The non-obvious rule is the last line. You don’t fill the window — you defend the headroom, because rot starts well before the ceiling. Three concrete tactics fall out of this:

  • Freeze the prefix. Keep the system prompt and tool list byte-stable so prompt caching actually hits. A datetime.now() interpolated into the system block silently invalidates the cache on every call. Inject volatile facts late, in the message stream, not up front.
  • Retrieve to select, long-context to reason. Don’t paste the corpus; paste the 48K that earned their place, in document order, each tagged with a source ID so the model can cite.
  • Treat tool results as disposable. Once a result has been read and acted on, clear it. It’s already shaped the next step; keeping the raw payload around just feeds rot.

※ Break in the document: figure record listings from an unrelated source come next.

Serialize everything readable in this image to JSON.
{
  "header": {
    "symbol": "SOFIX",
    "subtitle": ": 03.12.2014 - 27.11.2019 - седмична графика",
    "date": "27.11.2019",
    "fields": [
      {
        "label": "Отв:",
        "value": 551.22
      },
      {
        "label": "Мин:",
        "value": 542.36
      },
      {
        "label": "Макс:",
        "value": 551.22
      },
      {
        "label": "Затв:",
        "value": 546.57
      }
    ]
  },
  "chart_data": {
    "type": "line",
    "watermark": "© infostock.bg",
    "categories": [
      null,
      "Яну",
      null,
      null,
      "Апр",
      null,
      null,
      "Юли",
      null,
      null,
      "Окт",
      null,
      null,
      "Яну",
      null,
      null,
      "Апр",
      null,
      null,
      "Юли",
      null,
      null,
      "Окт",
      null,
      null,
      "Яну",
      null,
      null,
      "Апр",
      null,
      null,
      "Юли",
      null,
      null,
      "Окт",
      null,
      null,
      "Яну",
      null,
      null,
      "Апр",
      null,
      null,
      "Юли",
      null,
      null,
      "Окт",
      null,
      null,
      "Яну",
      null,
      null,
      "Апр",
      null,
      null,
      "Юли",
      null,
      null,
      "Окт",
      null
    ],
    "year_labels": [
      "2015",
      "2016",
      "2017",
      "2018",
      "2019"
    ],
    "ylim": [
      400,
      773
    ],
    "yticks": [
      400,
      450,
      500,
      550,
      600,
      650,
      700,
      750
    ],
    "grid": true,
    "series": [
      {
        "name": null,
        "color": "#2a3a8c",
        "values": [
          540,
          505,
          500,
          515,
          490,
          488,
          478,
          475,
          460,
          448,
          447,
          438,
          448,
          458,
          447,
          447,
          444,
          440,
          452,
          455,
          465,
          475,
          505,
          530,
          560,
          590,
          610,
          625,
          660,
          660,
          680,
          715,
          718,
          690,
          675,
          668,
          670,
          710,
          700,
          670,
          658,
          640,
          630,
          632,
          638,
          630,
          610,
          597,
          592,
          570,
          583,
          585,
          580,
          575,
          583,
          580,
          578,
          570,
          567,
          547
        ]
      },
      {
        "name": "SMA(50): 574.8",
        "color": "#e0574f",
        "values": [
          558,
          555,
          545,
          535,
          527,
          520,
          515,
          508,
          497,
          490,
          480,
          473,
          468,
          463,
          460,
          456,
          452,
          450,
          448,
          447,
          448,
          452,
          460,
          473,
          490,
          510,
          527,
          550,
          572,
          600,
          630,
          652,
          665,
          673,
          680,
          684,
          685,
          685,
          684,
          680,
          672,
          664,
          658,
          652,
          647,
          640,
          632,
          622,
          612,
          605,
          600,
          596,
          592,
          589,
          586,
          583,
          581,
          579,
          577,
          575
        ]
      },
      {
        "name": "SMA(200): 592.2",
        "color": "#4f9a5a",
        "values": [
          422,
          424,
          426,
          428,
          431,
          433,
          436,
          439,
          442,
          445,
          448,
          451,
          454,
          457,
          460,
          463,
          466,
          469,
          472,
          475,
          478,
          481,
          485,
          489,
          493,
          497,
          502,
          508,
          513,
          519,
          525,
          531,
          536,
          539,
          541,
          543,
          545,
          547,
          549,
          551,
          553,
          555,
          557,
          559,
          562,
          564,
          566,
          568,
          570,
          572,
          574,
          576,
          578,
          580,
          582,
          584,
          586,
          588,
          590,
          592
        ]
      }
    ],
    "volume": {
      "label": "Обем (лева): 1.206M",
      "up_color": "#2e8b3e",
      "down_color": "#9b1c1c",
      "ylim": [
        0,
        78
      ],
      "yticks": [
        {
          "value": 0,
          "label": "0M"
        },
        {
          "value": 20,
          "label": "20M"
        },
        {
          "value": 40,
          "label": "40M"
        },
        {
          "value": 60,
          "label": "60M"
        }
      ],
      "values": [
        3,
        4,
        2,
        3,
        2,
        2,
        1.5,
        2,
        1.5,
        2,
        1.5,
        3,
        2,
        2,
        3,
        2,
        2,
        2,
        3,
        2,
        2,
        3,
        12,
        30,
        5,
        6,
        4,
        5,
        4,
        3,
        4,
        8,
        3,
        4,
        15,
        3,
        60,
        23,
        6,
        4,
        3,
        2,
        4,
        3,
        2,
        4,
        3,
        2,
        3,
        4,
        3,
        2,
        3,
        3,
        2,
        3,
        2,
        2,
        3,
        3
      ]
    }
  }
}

This is the same discipline I lean on when wiring local-first developer tooling into an agent loop — the win isn’t a better connector, it’s tighter control over what each connector is allowed to spend.

Real-world impact

The teams getting durable results in 2026 aren’t the ones with the cleverest system prompts. They’re the ones who can answer, for any given turn, “what’s in the window and why, and what did it cost.” That’s an observability problem as much as a design one: log cache_read_input_tokens, log retrieved-chunk IDs, log which tool schemas were actually loaded. When an agent goes sideways, the cause is almost always in the context — a stale tool result, an over-fetched corpus, a cache miss bloating the prefix — not in the wording. I’ve written up a couple of these post-mortems in my agent build case studies, and the pattern repeats: the bug was in what got loaded, every time.

Why it matters

Prompt engineering treated the model as a temperamental oracle you had to flatter. Context engineering treats it as a system with a working set you’re responsible for managing — closer to cache design or query planning than to copywriting. That reframing is the actual skill. The phrasing still matters at the margins, but the leverage moved to retrieval quality, token budgeting, and ruthless eviction of anything the model doesn’t need in front of it right now. Curate the window, defend the headroom, measure what you spend. The clever words were never the point.